Die kleine Eule schnaubte entrüstet und flog ein weiteres Mal um den Baum herum. Der Baum war überhaupt das Einzige, was in dieser weiten Landschaft zu sehen war. Sonst war da nichts. Wirklich gar nichts. Außer dem Baum und der Bushaltestelle. Die war da auch. Sonst nichts.
Der Blobfisch schaute fragend zur kleinen Eule hinauf.
„Nein, wir bleiben hier, Blobfisch“, sagte die Eule entschlossen und schüttelte den Kopf. „Wir müssen hier auf Aneleh warten. Warum bist du nur immer so ungeduldig.“
Der Blobfisch streckte seine große Nase aus dem Wasser und knurrte ein wenig. Er sah heute griesgrämig aus.

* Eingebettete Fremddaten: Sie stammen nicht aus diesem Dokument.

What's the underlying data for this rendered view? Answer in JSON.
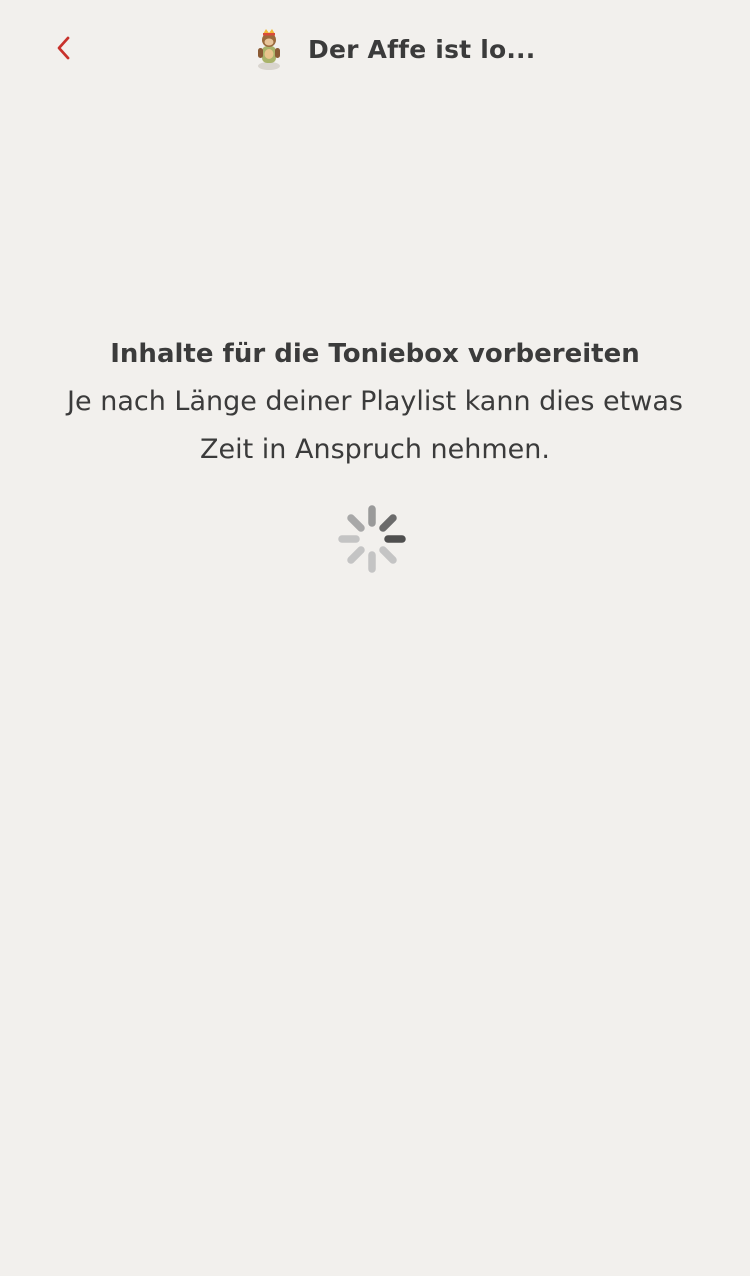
{
  "header": {
    "back_icon": "chevron-left-icon",
    "tonie_icon": "tonie-figure-icon",
    "title": "Der Affe ist lo..."
  },
  "main": {
    "headline": "Inhalte für die Toniebox vorbereiten",
    "subtext": "Je nach Länge deiner Playlist kann dies etwas Zeit in Anspruch nehmen.",
    "spinner_icon": "loading-spinner-icon"
  },
  "colors": {
    "background": "#f2f0ed",
    "accent": "#c8322c",
    "text": "#3b3b3b"
  }
}
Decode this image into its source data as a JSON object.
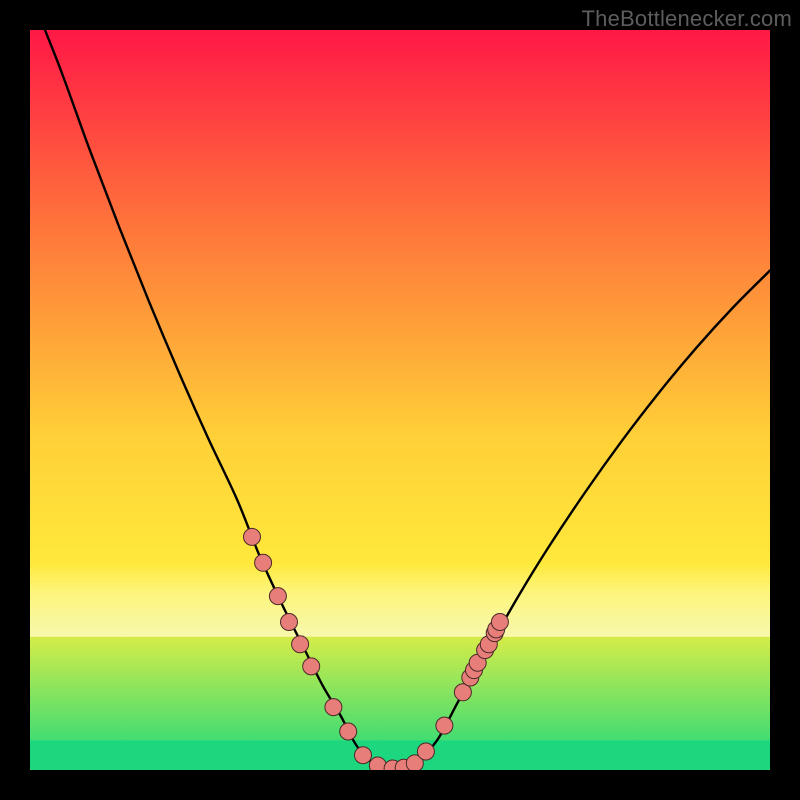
{
  "watermark": "TheBottlenecker.com",
  "colors": {
    "background": "#000000",
    "watermark_color": "#5d5d5d",
    "curve_stroke": "#000000",
    "marker_fill": "#e87e7a",
    "marker_stroke": "#4a2a28",
    "band_yellow": "#fbf9b1",
    "band_green": "#1dd77f",
    "gradient_top": "#ff1846",
    "gradient_mid1": "#ff7a3a",
    "gradient_mid2": "#ffd038",
    "gradient_mid3": "#fff13c",
    "gradient_bottom": "#18d87e"
  },
  "chart_data": {
    "type": "line",
    "title": "",
    "xlabel": "",
    "ylabel": "",
    "xlim": [
      0,
      100
    ],
    "ylim": [
      0,
      100
    ],
    "grid": false,
    "series": [
      {
        "name": "v-curve",
        "x": [
          0,
          4,
          8,
          12,
          16,
          20,
          24,
          28,
          31,
          34,
          37,
          39.5,
          42,
          44,
          46,
          49,
          52,
          55,
          58,
          62,
          66,
          70,
          75,
          80,
          85,
          90,
          95,
          100
        ],
        "y": [
          105,
          95,
          84,
          73.5,
          63.5,
          54,
          45,
          36.5,
          29,
          22.5,
          16.5,
          11.5,
          7.3,
          3.5,
          1.2,
          0.2,
          1.0,
          4.0,
          9.5,
          16.5,
          23.5,
          30.0,
          37.5,
          44.5,
          51.0,
          57.0,
          62.5,
          67.5
        ]
      }
    ],
    "markers": [
      {
        "x": 30.0,
        "y": 31.5
      },
      {
        "x": 31.5,
        "y": 28.0
      },
      {
        "x": 33.5,
        "y": 23.5
      },
      {
        "x": 35.0,
        "y": 20.0
      },
      {
        "x": 36.5,
        "y": 17.0
      },
      {
        "x": 38.0,
        "y": 14.0
      },
      {
        "x": 41.0,
        "y": 8.5
      },
      {
        "x": 43.0,
        "y": 5.2
      },
      {
        "x": 45.0,
        "y": 2.0
      },
      {
        "x": 47.0,
        "y": 0.6
      },
      {
        "x": 49.0,
        "y": 0.2
      },
      {
        "x": 50.5,
        "y": 0.3
      },
      {
        "x": 52.0,
        "y": 0.9
      },
      {
        "x": 53.5,
        "y": 2.5
      },
      {
        "x": 56.0,
        "y": 6.0
      },
      {
        "x": 58.5,
        "y": 10.5
      },
      {
        "x": 59.5,
        "y": 12.5
      },
      {
        "x": 60.0,
        "y": 13.5
      },
      {
        "x": 60.5,
        "y": 14.5
      },
      {
        "x": 61.5,
        "y": 16.2
      },
      {
        "x": 62.0,
        "y": 17.0
      },
      {
        "x": 62.8,
        "y": 18.5
      },
      {
        "x": 63.0,
        "y": 19.0
      },
      {
        "x": 63.5,
        "y": 20.0
      }
    ],
    "bands": [
      {
        "name": "yellow-band",
        "y_from": 18,
        "y_to": 28,
        "gradient": [
          "#fbf9b1",
          "#fbf9b1",
          "rgba(251,249,177,0)"
        ]
      },
      {
        "name": "green-band",
        "y_from": 0,
        "y_to": 4,
        "gradient": [
          "#1dd77f",
          "#1dd77f"
        ]
      }
    ]
  }
}
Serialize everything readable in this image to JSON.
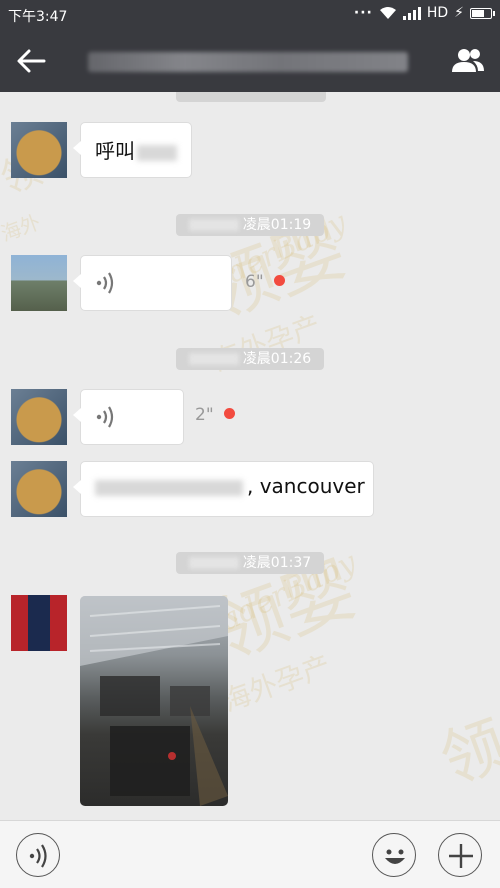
{
  "status_bar": {
    "time": "下午3:47",
    "network": "HD"
  },
  "nav": {
    "title": ""
  },
  "chat": {
    "time_chips": [
      "凌晨01:19",
      "凌晨01:26",
      "凌晨01:37"
    ],
    "messages": [
      {
        "type": "text",
        "text": "呼叫"
      },
      {
        "type": "voice",
        "duration": "6\"",
        "unread": true
      },
      {
        "type": "voice",
        "duration": "2\"",
        "unread": true
      },
      {
        "type": "text",
        "text": ", vancouver"
      },
      {
        "type": "image"
      }
    ]
  },
  "bottom": {},
  "watermark": {
    "brand_cn": "领婴",
    "brand_en": "LeaderBaby",
    "slogan": "海外孕产"
  },
  "colors": {
    "header": "#393a3f",
    "chat_bg": "#ebebeb",
    "unread": "#f24b3f"
  }
}
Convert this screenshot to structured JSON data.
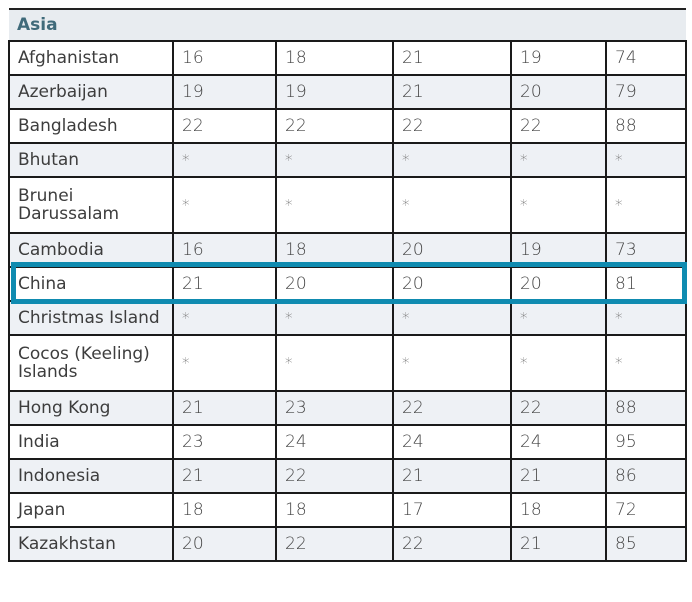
{
  "section_title": "Asia",
  "highlight_color": "#0f8bb0",
  "rows": [
    {
      "name": "Afghanistan",
      "values": [
        "16",
        "18",
        "21",
        "19",
        "74"
      ]
    },
    {
      "name": "Azerbaijan",
      "values": [
        "19",
        "19",
        "21",
        "20",
        "79"
      ]
    },
    {
      "name": "Bangladesh",
      "values": [
        "22",
        "22",
        "22",
        "22",
        "88"
      ]
    },
    {
      "name": "Bhutan",
      "values": [
        "*",
        "*",
        "*",
        "*",
        "*"
      ]
    },
    {
      "name": "Brunei Darussalam",
      "values": [
        "*",
        "*",
        "*",
        "*",
        "*"
      ]
    },
    {
      "name": "Cambodia",
      "values": [
        "16",
        "18",
        "20",
        "19",
        "73"
      ]
    },
    {
      "name": "China",
      "values": [
        "21",
        "20",
        "20",
        "20",
        "81"
      ],
      "highlighted": true
    },
    {
      "name": "Christmas Island",
      "values": [
        "*",
        "*",
        "*",
        "*",
        "*"
      ]
    },
    {
      "name": "Cocos (Keeling) Islands",
      "values": [
        "*",
        "*",
        "*",
        "*",
        "*"
      ]
    },
    {
      "name": "Hong Kong",
      "values": [
        "21",
        "23",
        "22",
        "22",
        "88"
      ]
    },
    {
      "name": "India",
      "values": [
        "23",
        "24",
        "24",
        "24",
        "95"
      ]
    },
    {
      "name": "Indonesia",
      "values": [
        "21",
        "22",
        "21",
        "21",
        "86"
      ]
    },
    {
      "name": "Japan",
      "values": [
        "18",
        "18",
        "17",
        "18",
        "72"
      ]
    },
    {
      "name": "Kazakhstan",
      "values": [
        "20",
        "22",
        "22",
        "21",
        "85"
      ]
    }
  ]
}
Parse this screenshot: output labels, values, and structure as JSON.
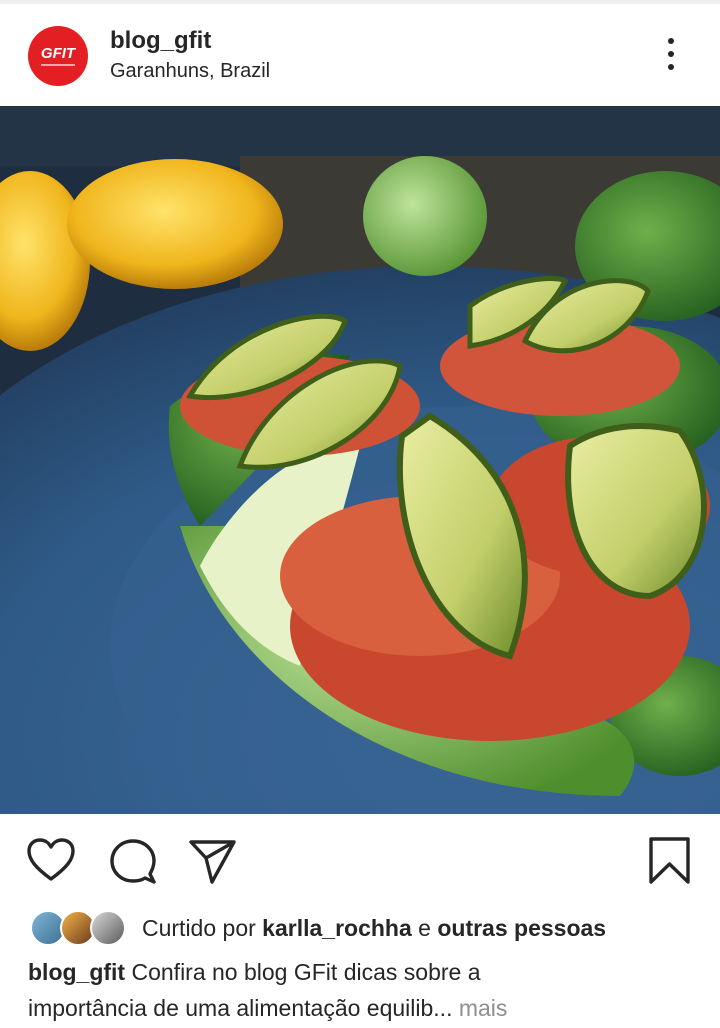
{
  "post": {
    "username": "blog_gfit",
    "location": "Garanhuns, Brazil",
    "avatar_text": "GFIT",
    "brand_color": "#e41f24"
  },
  "actions": {
    "like_icon": "heart-icon",
    "comment_icon": "comment-icon",
    "share_icon": "send-icon",
    "save_icon": "bookmark-icon"
  },
  "likes": {
    "prefix": "Curtido por",
    "user": "karlla_rochha",
    "joiner": "e",
    "others": "outras pessoas"
  },
  "caption": {
    "username": "blog_gfit",
    "line1": "Confira no blog GFit dicas sobre a",
    "line2": "importância de uma alimentação equilib",
    "ellipsis": "...",
    "more": "mais"
  }
}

„Ja, genau, das bist du. Und wenn du mir nicht endlich widersprichst, wird die Zeit vermutlich nie vergehn. Und was passiert, wenn die Zeit nie vergeht? Na, dann bleibt sie einfach stehen.“
Der Blobfisch verzog das Gesicht, als wollte er sagen: „Ich glaube, das ist sie schon vor Stunden.“ Aber er sagte nichts und ließ sich stumm ins Wasser zurückgleiten.
Einige Zeit verging. Ein kleiner Windstoß fuhr durch die dünnen Äste. Aber das war auch schon alles. Sonst geschah nichts.
Der Blobfisch seufzte und wippte mit seiner Schwanzflosse leicht gegen das Glas. Es war ein einfacher Takt, und weil er nur eine einzige Schwanzflosse hatte, war es ein eintöniger Takt. Die kleine Eule stieß einen Schrei aus und flog hinunter zu ihm an den Fuß des Baumes.
„Blobfisch“, rief sie aufgeregt und hüpfte von einem Bein auf das andere, „schau mal, schau doch mal, da hinten kommt jemand. Das muss Aneleh sein!“
Der Blobfisch riss seine großen Augen weit auf und vergaß, mit der Schwanzflosse zu wippen. Beide schauten auf den winzigen Punkt in die Richtung, in welche die kleine Eule gezeigt hatte.